I didn’t write it right away. Elizabeth’s condition deteriorated during that year and we struggled to find any treatment that would work for her at all. During the worst period, she had two seizures in a day. Sometimes they began with her terrified screaming that would unnerve even the calmest of nurses or emergency techs before she fell unconscious.
A few months later, when we thought we had a medicine that was helping, it happened again during a field trip with her American Sign Language class. I got the call and raced to the mall, noting four enormous red fire trucks at the entrance. Were they for her?
They were.
As I ran down the walkway, eight tricked-out fire fighters strode through the doors like the opening to a big movie action-adventure scene. Elizabeth was going to tell me all about them! Except when I found her with the EMTs, she didn’t know what I was talking about. She had no memory of walking through the mall, of collapsing, and certainly not of eight hunky fire fighters surrounding her and clearing space.
Three years later, she still doesn’t remember them.
Epilepsy patients often lose as much as a half-hour before each seizure, so it wasn’t unusual. Still, I studied memory loss with seizures and learned about how the hippocampus part of the brain could be hit. I found cases where seizures caused complete, permanent memory loss. One more thing to worry about.
But in late 2018, ten years into our fight, we got a miracle — a new anti-seizure medicine combination that worked. Months flew by with no problems. Elizabeth learned to drive and got her first car. The independence we weren’t certain would ever come had arrived.
I never stopped thinking about that Disco Room, so I wrote that scene for Elizabeth’s book, two epilepsy patients meeting for the first time under the colored lights of a disco ball. The guy works up the nerve to introduce himself. They grin. It’s working.

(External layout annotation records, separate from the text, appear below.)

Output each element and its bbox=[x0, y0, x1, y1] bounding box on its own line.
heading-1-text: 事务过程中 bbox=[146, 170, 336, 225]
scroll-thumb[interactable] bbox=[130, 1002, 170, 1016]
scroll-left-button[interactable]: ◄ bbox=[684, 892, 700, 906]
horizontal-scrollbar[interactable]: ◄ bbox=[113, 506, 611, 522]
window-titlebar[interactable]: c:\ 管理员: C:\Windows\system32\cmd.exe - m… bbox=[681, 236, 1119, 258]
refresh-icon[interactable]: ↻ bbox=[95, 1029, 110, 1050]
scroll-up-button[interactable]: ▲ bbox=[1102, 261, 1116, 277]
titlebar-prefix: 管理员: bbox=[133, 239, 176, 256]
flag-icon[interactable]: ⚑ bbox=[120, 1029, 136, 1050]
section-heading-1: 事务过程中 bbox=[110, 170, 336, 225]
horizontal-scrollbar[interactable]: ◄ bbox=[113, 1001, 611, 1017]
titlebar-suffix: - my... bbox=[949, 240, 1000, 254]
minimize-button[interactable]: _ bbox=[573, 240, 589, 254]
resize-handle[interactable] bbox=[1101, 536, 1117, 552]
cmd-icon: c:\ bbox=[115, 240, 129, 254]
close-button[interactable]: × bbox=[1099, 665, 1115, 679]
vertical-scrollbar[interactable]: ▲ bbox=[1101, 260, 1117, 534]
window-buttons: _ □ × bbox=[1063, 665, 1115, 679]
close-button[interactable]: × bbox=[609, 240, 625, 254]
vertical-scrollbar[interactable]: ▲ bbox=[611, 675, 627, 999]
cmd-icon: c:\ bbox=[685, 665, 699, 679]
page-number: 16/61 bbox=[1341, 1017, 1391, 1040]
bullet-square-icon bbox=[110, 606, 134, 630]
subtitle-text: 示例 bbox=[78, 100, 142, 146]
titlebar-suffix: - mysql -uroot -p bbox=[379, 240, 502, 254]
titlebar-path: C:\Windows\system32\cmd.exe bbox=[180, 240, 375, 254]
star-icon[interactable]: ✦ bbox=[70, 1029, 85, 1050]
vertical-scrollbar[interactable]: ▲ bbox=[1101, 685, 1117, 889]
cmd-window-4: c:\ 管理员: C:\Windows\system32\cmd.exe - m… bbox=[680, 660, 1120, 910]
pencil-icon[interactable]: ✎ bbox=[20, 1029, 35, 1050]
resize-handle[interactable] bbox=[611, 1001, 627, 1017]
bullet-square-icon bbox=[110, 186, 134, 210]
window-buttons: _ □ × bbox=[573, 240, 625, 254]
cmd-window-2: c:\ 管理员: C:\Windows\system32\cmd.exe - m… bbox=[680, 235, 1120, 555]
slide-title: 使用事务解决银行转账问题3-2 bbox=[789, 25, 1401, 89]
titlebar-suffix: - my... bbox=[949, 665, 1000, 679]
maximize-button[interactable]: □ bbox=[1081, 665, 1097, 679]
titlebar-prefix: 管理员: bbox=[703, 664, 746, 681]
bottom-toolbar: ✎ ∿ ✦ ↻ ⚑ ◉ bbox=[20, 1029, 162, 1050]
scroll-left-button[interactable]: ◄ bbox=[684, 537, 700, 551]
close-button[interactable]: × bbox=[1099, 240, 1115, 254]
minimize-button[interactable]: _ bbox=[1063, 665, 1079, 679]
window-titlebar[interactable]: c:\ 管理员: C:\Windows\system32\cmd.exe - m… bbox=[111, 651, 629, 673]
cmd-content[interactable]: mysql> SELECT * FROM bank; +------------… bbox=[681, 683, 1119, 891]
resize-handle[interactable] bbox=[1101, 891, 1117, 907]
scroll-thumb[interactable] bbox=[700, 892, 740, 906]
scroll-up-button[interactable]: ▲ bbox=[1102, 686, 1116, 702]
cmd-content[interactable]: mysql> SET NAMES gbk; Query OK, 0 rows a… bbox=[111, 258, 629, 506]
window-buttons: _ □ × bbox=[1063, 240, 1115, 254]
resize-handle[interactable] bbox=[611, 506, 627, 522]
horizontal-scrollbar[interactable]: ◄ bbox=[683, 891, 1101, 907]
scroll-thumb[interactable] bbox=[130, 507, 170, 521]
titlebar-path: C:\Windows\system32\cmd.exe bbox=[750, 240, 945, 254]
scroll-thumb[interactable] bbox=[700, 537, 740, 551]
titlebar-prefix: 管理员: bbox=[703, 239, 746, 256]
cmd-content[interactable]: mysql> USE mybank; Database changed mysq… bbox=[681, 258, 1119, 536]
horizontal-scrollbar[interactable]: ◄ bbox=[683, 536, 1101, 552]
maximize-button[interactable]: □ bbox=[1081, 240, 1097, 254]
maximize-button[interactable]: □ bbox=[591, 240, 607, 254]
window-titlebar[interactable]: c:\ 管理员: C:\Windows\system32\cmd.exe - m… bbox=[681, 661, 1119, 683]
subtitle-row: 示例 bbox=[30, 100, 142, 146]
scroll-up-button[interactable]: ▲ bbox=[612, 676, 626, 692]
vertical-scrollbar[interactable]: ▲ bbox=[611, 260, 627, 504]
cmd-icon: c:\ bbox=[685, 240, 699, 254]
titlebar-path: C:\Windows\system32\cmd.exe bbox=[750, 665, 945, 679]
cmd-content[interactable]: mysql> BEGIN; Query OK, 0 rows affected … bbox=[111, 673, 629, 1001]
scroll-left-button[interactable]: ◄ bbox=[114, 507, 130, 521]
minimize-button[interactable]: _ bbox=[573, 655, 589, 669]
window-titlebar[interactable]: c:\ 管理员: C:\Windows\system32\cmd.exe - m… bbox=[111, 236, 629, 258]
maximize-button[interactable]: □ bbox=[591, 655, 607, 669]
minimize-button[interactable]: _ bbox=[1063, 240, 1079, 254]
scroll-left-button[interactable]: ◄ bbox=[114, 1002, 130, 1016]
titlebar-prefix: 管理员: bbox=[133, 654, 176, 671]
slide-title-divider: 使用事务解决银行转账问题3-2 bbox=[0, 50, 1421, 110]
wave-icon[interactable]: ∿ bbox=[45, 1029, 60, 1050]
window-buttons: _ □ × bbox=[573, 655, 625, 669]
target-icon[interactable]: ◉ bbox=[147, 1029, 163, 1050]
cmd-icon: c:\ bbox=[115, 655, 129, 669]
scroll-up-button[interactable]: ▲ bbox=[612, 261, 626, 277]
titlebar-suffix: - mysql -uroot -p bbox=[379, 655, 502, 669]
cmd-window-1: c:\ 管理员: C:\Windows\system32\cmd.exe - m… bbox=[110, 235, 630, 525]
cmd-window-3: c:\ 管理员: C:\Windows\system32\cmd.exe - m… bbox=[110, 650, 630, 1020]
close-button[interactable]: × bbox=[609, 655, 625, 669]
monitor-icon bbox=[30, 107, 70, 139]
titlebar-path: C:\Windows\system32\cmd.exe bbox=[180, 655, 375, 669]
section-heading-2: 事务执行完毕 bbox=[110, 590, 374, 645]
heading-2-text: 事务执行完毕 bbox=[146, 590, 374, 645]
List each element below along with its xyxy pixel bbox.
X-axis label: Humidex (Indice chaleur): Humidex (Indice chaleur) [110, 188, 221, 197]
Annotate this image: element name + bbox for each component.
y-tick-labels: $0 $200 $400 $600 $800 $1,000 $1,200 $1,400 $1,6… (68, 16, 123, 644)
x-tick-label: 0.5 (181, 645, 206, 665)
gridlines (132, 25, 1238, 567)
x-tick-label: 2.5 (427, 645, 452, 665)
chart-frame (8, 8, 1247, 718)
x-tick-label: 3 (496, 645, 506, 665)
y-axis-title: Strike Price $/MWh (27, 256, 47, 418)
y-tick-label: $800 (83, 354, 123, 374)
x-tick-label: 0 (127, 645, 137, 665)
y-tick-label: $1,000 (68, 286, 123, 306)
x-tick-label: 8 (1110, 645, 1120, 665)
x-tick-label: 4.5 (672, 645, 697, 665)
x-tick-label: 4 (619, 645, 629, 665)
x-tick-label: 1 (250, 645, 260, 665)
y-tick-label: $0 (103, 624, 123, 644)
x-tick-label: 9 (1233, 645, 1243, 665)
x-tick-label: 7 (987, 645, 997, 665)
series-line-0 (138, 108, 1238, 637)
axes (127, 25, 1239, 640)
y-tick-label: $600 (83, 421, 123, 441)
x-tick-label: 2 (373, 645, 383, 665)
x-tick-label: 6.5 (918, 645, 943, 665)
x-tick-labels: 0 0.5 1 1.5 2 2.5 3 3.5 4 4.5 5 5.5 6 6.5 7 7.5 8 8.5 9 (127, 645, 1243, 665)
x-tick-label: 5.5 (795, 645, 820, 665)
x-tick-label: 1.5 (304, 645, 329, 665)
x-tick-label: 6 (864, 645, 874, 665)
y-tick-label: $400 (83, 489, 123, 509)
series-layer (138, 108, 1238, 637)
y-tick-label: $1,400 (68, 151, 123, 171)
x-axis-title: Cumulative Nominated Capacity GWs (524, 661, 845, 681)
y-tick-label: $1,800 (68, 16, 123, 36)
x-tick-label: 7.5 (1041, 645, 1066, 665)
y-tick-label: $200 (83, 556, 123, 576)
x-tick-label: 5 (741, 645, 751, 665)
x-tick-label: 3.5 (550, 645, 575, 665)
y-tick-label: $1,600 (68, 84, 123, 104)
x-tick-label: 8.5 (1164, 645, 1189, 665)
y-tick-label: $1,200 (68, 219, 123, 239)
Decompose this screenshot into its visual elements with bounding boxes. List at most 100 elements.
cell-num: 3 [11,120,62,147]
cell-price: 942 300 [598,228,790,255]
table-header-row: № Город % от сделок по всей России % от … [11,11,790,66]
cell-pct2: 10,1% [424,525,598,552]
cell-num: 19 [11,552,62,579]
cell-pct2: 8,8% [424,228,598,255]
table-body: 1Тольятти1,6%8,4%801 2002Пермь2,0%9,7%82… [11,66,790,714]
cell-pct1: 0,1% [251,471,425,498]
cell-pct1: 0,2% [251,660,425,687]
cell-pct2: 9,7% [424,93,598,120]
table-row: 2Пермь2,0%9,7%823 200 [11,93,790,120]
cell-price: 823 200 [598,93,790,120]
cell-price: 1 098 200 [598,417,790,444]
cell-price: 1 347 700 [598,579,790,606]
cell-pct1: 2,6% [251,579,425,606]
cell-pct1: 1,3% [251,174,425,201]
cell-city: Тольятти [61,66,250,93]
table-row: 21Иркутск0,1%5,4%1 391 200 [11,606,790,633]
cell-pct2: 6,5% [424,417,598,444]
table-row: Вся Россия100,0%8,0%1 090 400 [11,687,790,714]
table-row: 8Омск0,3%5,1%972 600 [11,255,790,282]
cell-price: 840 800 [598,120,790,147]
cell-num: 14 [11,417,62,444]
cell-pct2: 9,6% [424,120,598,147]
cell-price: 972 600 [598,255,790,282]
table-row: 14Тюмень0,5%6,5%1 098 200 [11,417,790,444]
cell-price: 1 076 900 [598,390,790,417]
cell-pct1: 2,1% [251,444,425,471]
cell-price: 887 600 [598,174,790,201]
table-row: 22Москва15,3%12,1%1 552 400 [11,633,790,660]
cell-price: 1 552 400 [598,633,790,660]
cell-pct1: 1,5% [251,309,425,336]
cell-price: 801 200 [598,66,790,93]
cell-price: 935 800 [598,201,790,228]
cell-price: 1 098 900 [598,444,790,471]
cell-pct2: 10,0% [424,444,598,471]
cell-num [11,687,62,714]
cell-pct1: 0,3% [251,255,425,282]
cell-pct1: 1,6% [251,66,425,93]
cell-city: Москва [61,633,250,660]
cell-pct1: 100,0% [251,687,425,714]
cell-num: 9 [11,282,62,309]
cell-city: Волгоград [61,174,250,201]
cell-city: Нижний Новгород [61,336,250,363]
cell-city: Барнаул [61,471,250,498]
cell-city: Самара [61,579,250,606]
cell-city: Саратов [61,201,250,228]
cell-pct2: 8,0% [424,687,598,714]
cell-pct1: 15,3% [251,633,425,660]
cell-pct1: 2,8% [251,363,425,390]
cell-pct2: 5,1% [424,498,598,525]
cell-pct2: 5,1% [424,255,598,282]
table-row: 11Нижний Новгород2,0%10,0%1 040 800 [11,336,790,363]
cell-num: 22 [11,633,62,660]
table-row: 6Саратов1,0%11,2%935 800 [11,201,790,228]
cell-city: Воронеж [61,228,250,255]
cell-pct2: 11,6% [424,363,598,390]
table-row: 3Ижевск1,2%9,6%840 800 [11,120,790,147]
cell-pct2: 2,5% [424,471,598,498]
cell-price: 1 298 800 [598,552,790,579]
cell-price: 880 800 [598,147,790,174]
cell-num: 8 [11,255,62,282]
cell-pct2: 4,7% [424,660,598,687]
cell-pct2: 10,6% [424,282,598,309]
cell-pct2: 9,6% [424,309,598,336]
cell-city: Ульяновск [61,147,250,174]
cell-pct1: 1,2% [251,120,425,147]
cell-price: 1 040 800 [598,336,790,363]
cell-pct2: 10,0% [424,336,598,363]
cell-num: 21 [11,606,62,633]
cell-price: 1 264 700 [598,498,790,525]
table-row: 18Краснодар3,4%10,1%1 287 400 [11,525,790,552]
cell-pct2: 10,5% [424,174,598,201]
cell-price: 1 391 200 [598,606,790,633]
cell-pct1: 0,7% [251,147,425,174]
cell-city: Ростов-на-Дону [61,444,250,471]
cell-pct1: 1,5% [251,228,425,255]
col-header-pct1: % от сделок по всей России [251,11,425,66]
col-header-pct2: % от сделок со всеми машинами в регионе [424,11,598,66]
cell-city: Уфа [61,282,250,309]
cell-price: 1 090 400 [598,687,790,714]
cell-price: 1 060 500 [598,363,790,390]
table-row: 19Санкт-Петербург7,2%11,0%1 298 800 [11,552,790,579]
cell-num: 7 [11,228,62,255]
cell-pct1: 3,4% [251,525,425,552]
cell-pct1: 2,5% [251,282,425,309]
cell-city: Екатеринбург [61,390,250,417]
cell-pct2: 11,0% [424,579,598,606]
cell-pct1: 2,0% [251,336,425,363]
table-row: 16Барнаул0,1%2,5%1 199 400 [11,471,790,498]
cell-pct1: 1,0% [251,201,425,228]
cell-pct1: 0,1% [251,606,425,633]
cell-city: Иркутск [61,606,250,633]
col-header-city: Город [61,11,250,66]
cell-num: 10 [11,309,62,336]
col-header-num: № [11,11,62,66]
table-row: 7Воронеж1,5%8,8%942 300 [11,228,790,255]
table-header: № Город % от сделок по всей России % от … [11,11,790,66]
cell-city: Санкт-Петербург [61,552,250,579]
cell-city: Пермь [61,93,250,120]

Then the girl has a seizure and forgets he exists.
I spent three years writing and revising. I queried it out in each iteration, learning from the kind words of agents who thought the concept of epilepsy and memory loss was important.
And finally, I got it right.
I’m pleased to announce I’m represented by Jess Regel of the Helm Agency. She has a brilliant vision for the finishing touches of the book, and then we’ll try our hand at finding a publishing home.
My journey as Elizabeth’s mom will never be over. I’ll still be racing across town at the call from someone who finds my number on her emergency alert bracelet or pulls it from her phone.
But the book we envisioned together has finally found its footing.
We hope it finds its way into the hands of people like her. My fiercest goal is for others with epilepsy to see themselves in the story and read about how to cope, and more importantly, about finding the love we all deserve.
Happy Birthday, Elizabeth. The journey has been long, and hard, but I’d do it all over again to arrive at the wonderful young woman you’ve become.